Dobby focuses his efforts on Harry for a specific reason:
If [Harry Potter] knew what he means to us, to the lowly, the enslaved, we dregs of the magical world! Dobby remembers how it was when He-Who-Must-Not-Be-Named was at the height of his powers, sir! We house-elves were treated like vermin, sir! Of course, Dobby is still treated like that, sir […] But mostly, sir, life has improved for my kind since you triumphed over He-Who-Must-Not-Be-Named. (10.144)
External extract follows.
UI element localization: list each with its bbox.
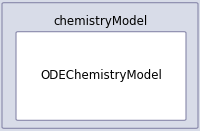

For Dobby, Harry represents justice. By defeating Voldemort, Harry improved lives for creatures battling the prejudice and bigotry of the pureblood wizards gathering with Voldemort. By protecting Harry, Dobby is also trying to protect a future for his own kind. Of course, Dobby is just a tiny bit heavy-handed with this protection, what with stopping Harry's letters from his friends over the summer, closing the magical barrier at Platform 9 3/4 for the Hogwarts Express, and finally enchanting a Bludger to injure Harry during his Quidditch game with Slytherin. Still, despite all the damage he does, Dobby obviously means well.
Finally, Dobby gets his reward. Indeed, the last chapter is called, "Dobby's Reward." When Lucius Malfoy arrives at Hogwarts to chew out Professor Dumbledore for returning as Headmaster to the school, his house-elf accompanies him. When Harry hands Lucius Riddle's damaged diary wrapped in a smelly old sock, Lucius throws the sock to the floor – and Dobby catches it. So Harry manages to trick Lucius into freeing Dobby from his slavery. That's Harry Potter, working against injustice one house-elf at a time. Dobby is an odd, funny character, but his presence in the novel highlights an aspect of wizard prejudice that will become hugely important from Book 4 on: anti-magical creature suspicion.